25/08/2026
Merveilleux je vous le partage aussi
A-t-on encore besoin qu’on nous dise quoi penser ?
L’être humain a longtemps appris à vivre en recevant sa loi de l’extérieur. Il lui fallait une autorité pour lui dire ce qui était vrai, ce qui était faux, ce qui était bien, ce qui était mal, ce qu’il devait croire, ce qu’il devait faire, ce qu’il devait devenir.

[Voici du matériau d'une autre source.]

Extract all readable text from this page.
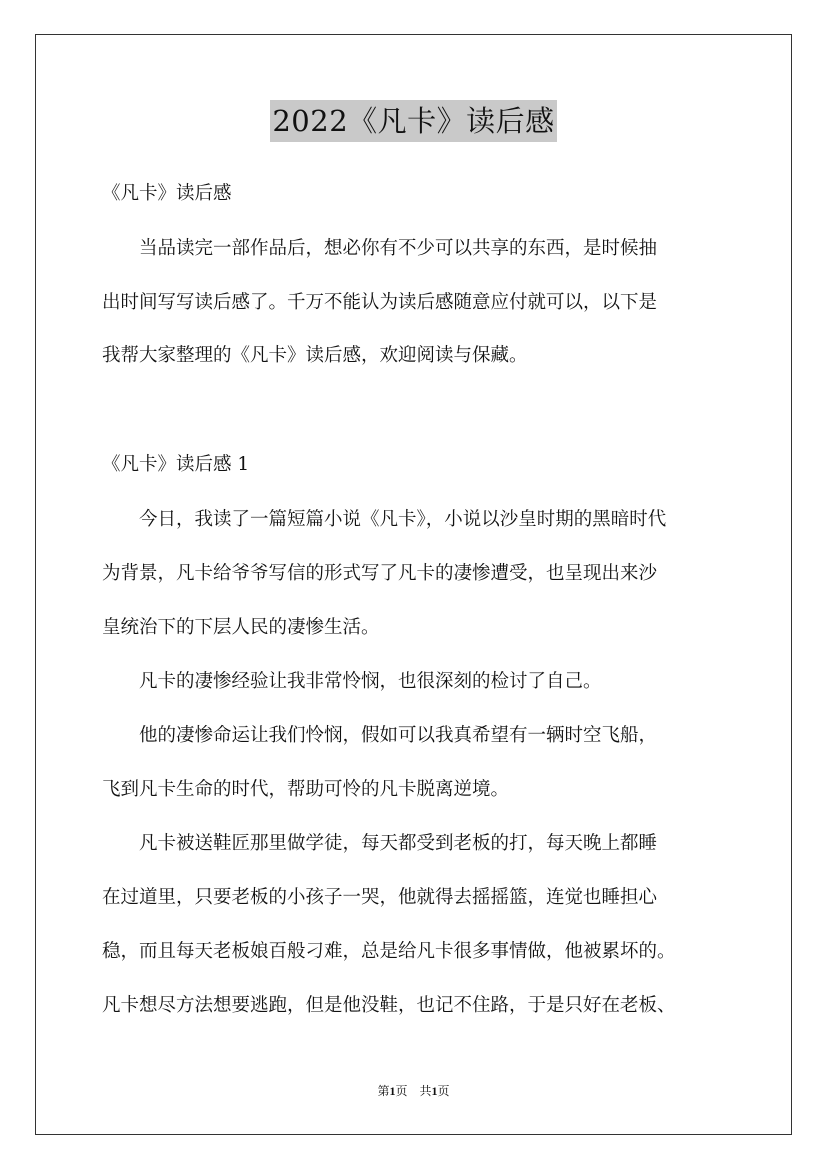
2022《凡卡》读后感
《凡卡》读后感
　　当品读完一部作品后，想必你有不少可以共享的东西，是时候抽
出时间写写读后感了。千万不能认为读后感随意应付就可以，以下是
我帮大家整理的《凡卡》读后感，欢迎阅读与保藏。
《凡卡》读后感 1
　　今日，我读了一篇短篇小说《凡卡》，小说以沙皇时期的黑暗时代
为背景，凡卡给爷爷写信的形式写了凡卡的凄惨遭受，也呈现出来沙
皇统治下的下层人民的凄惨生活。
　　凡卡的凄惨经验让我非常怜悯，也很深刻的检讨了自己。
　　他的凄惨命运让我们怜悯，假如可以我真希望有一辆时空飞船，
飞到凡卡生命的时代，帮助可怜的凡卡脱离逆境。
　　凡卡被送鞋匠那里做学徒，每天都受到老板的打，每天晚上都睡
在过道里，只要老板的小孩子一哭，他就得去摇摇篮，连觉也睡担心
稳，而且每天老板娘百般刁难，总是给凡卡很多事情做，他被累坏的。
凡卡想尽方法想要逃跑，但是他没鞋，也记不住路，于是只好在老板、
第1页　共1页
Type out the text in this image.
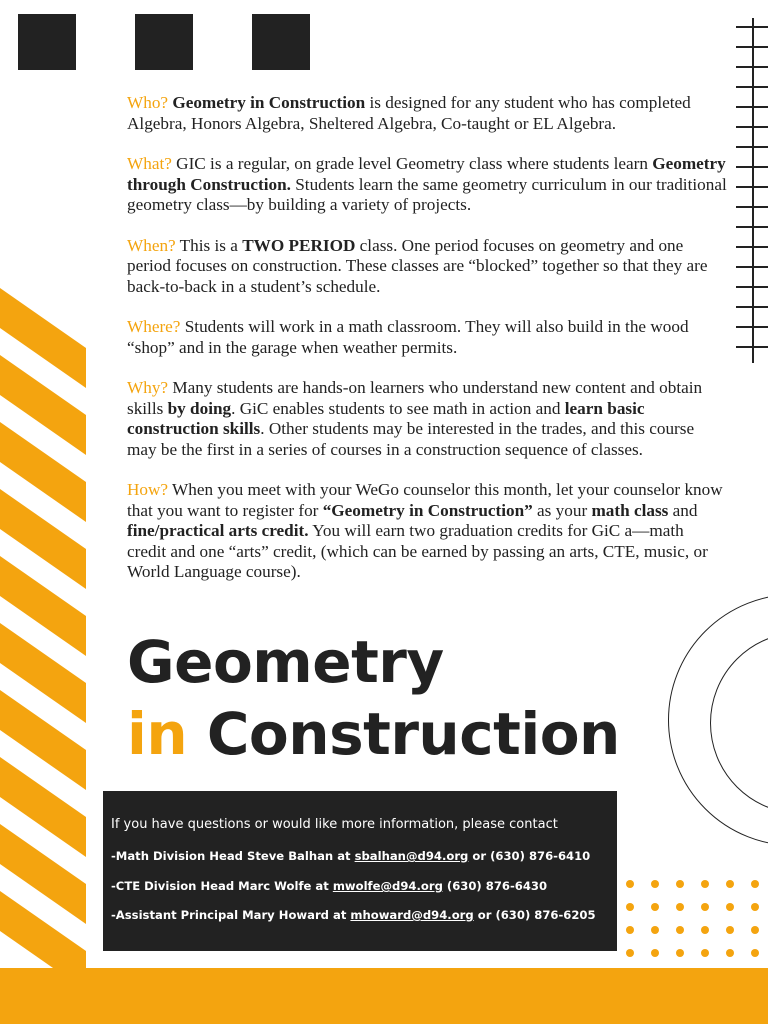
Who? Geometry in Construction is designed for any student who has completed Algebra, Honors Algebra, Sheltered Algebra, Co-taught or EL Algebra.

What? GIC is a regular, on grade level Geometry class where students learn Geometry through Construction. Students learn the same geometry curriculum in our traditional geometry class—by building a variety of projects.

When? This is a TWO PERIOD class. One period focuses on geometry and one period focuses on construction. These classes are “blocked” together so that they are back-to-back in a student’s schedule.

Where? Students will work in a math classroom. They will also build in the wood “shop” and in the garage when weather permits.

Why? Many students are hands-on learners who understand new content and obtain skills by doing. GiC enables students to see math in action and learn basic construction skills. Other students may be interested in the trades, and this course may be the first in a series of courses in a construction sequence of classes.

How? When you meet with your WeGo counselor this month, let your counselor know that you want to register for “Geometry in Construction” as your math class and fine/practical arts credit. You will earn two graduation credits for GiC a—math credit and one “arts” credit, (which can be earned by passing an arts, CTE, music, or World Language course).

Geometry
in Construction
If you have questions or would like more information, please contact
-Math Division Head Steve Balhan at sbalhan@d94.org or (630) 876-6410
-CTE Division Head Marc Wolfe at mwolfe@d94.org (630) 876-6430
-Assistant Principal Mary Howard at mhoward@d94.org or (630) 876-6205
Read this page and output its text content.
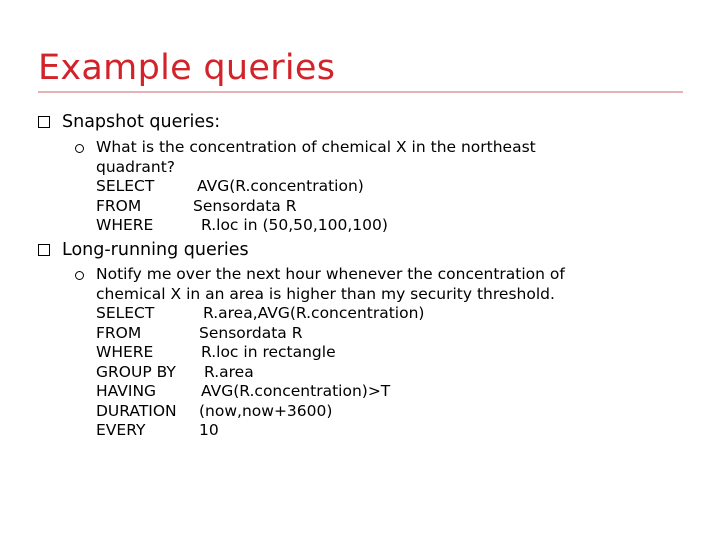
Example queries
Snapshot queries:
What is the concentration of chemical X in the northeast
quadrant?
SELECT	AVG(R.concentration)
FROM	Sensordata R
WHERE	R.loc in (50,50,100,100)
Long-running queries
Notify me over the next hour whenever the concentration of
chemical X in an area is higher than my security threshold.
SELECT	R.area,AVG(R.concentration)
FROM	Sensordata R
WHERE	R.loc in rectangle
GROUP BY R.area
HAVING	AVG(R.concentration)>T
DURATION (now,now+3600)
EVERY	10
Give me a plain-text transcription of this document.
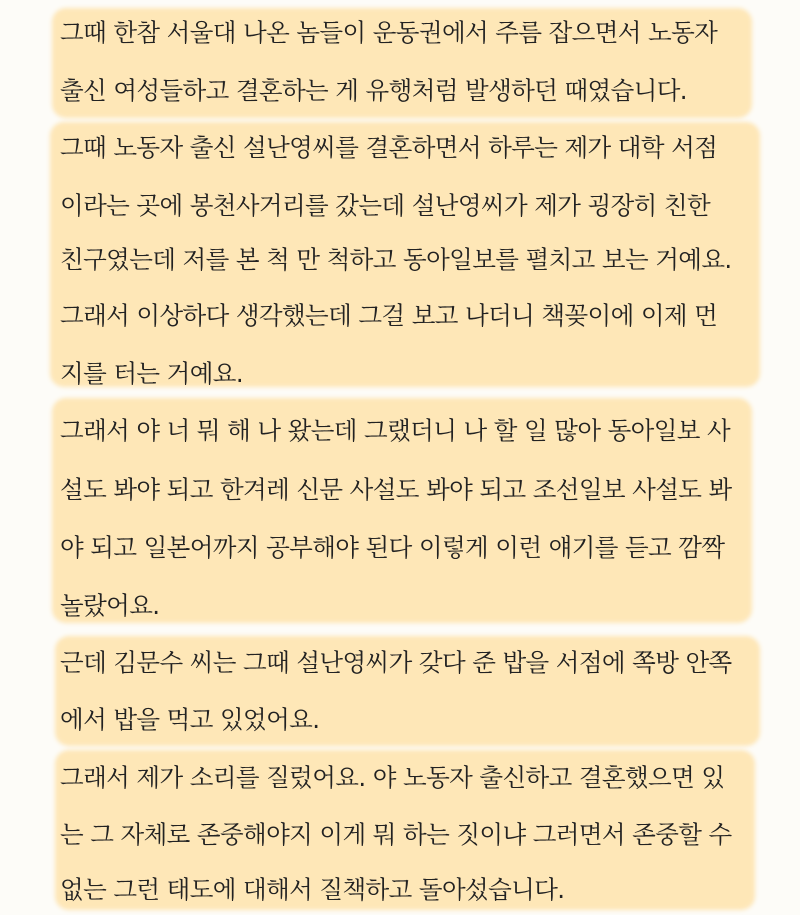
그때 한참 서울대 나온 놈들이 운동권에서 주름 잡으면서 노동자
출신 여성들하고 결혼하는 게 유행처럼 발생하던 때였습니다.
그때 노동자 출신 설난영씨를 결혼하면서 하루는 제가 대학 서점
이라는 곳에 봉천사거리를 갔는데 설난영씨가 제가 굉장히 친한
친구였는데 저를 본 척 만 척하고 동아일보를 펼치고 보는 거예요.
그래서 이상하다 생각했는데 그걸 보고 나더니 책꽂이에 이제 먼
지를 터는 거예요.
그래서 야 너 뭐 해 나 왔는데 그랬더니 나 할 일 많아 동아일보 사
설도 봐야 되고 한겨레 신문 사설도 봐야 되고 조선일보 사설도 봐
야 되고 일본어까지 공부해야 된다 이렇게 이런 얘기를 듣고 깜짝
놀랐어요.
근데 김문수 씨는 그때 설난영씨가 갖다 준 밥을 서점에 쪽방 안쪽
에서 밥을 먹고 있었어요.
그래서 제가 소리를 질렀어요. 야 노동자 출신하고 결혼했으면 있
는 그 자체로 존중해야지 이게 뭐 하는 짓이냐 그러면서 존중할 수
없는 그런 태도에 대해서 질책하고 돌아섰습니다.
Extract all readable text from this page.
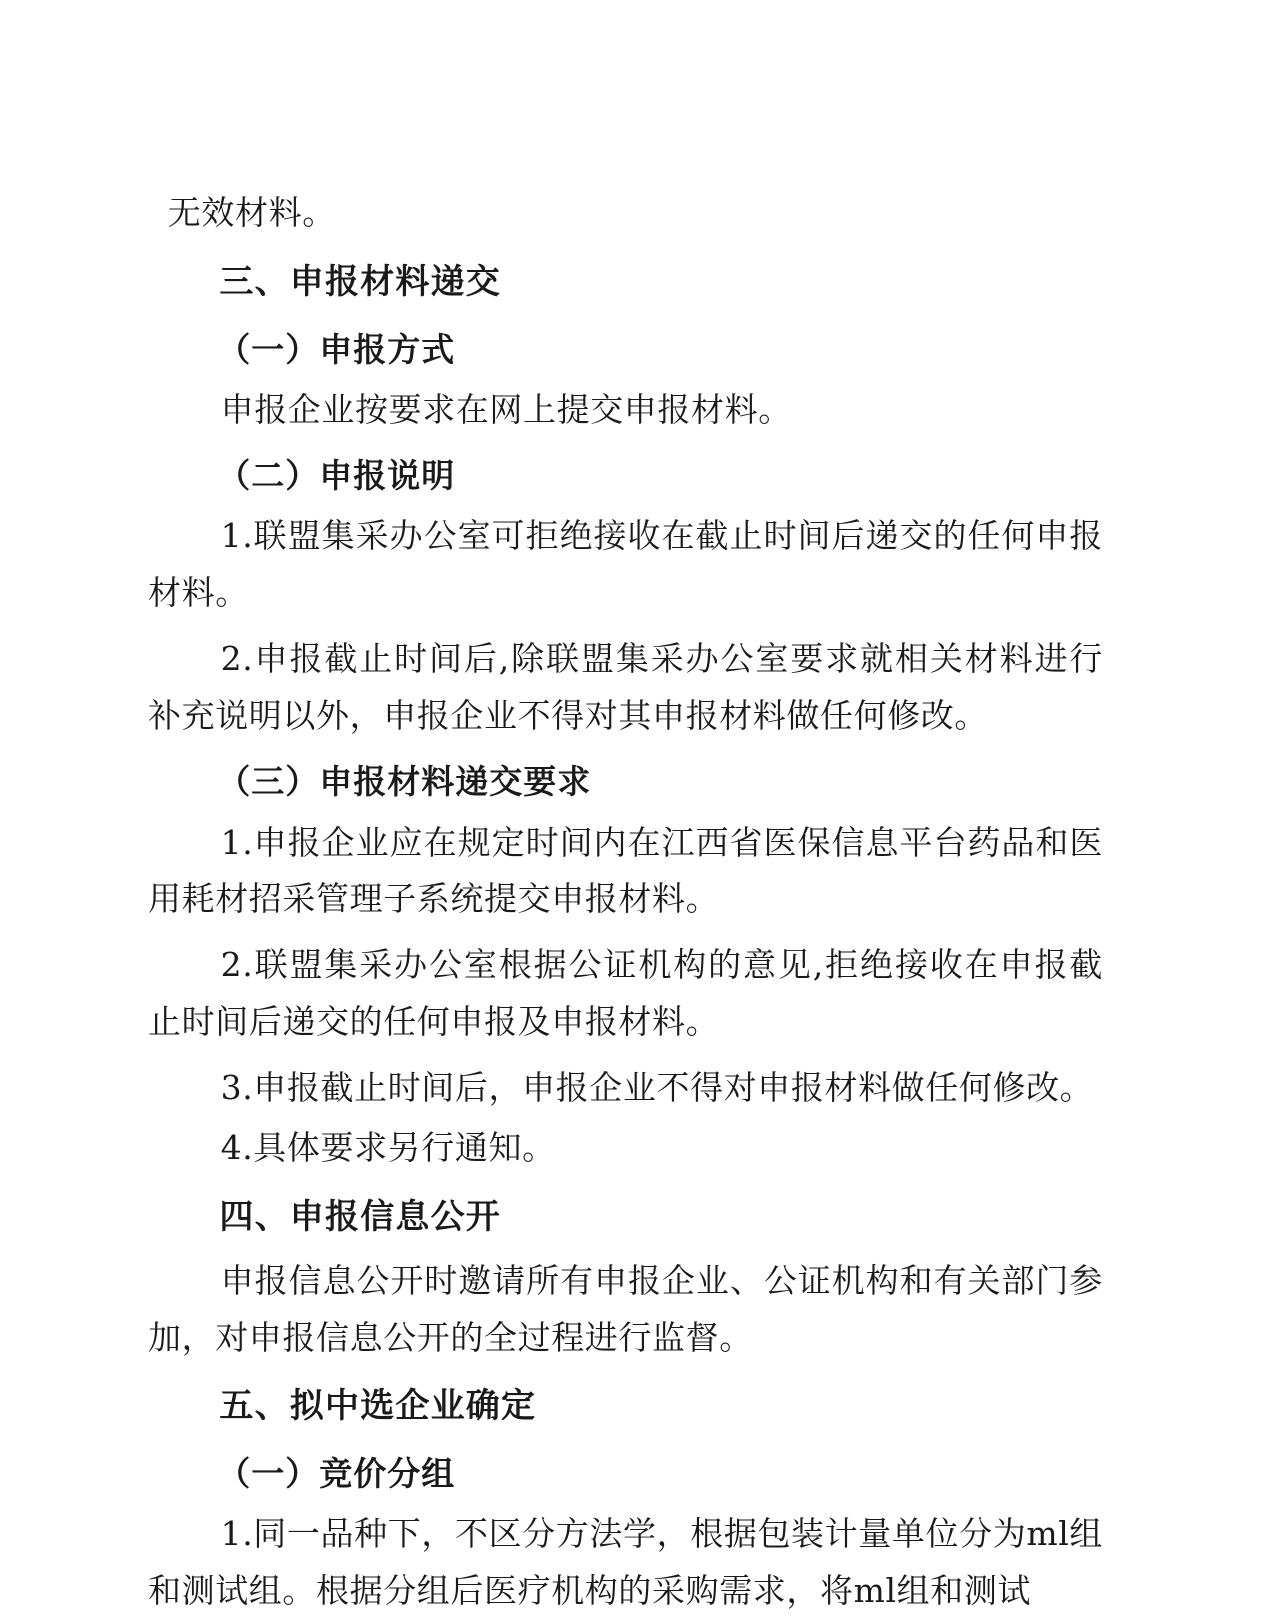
无效材料。

三、申报材料递交

（一）申报方式

申报企业按要求在网上提交申报材料。

（二）申报说明

1.联盟集采办公室可拒绝接收在截止时间后递交的任何申报材料。

2.申报截止时间后,除联盟集采办公室要求就相关材料进行补充说明以外，申报企业不得对其申报材料做任何修改。

（三）申报材料递交要求

1.申报企业应在规定时间内在江西省医保信息平台药品和医用耗材招采管理子系统提交申报材料。

2.联盟集采办公室根据公证机构的意见,拒绝接收在申报截止时间后递交的任何申报及申报材料。

3.申报截止时间后，申报企业不得对申报材料做任何修改。

4.具体要求另行通知。

四、申报信息公开

申报信息公开时邀请所有申报企业、公证机构和有关部门参加，对申报信息公开的全过程进行监督。

五、拟中选企业确定

（一）竞价分组

1.同一品种下，不区分方法学，根据包装计量单位分为ml组和测试组。根据分组后医疗机构的采购需求，将ml组和测试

La famille, la religion, la tradition, la morale, l’État, la société, le groupe, puis, de manière plus subtile, l’opinion collective et les systèmes de pensée ont constitué autant de repères auxquels l’individu pouvait remettre le soin de déterminer sa conduite et ses choix.
Cela correspond à une étape du développement d'une humanité. L’hétéronomie est une enfance de la conscience.
Mais l’hétéronomie peut être beaucoup plus discrète. Je peux croire que je décide librement alors que mon action est déterminée par la peur, l’habitude, l’éducation, la recherche de reconnaissance, une norme morale ou une image de ce que je pense devoir être.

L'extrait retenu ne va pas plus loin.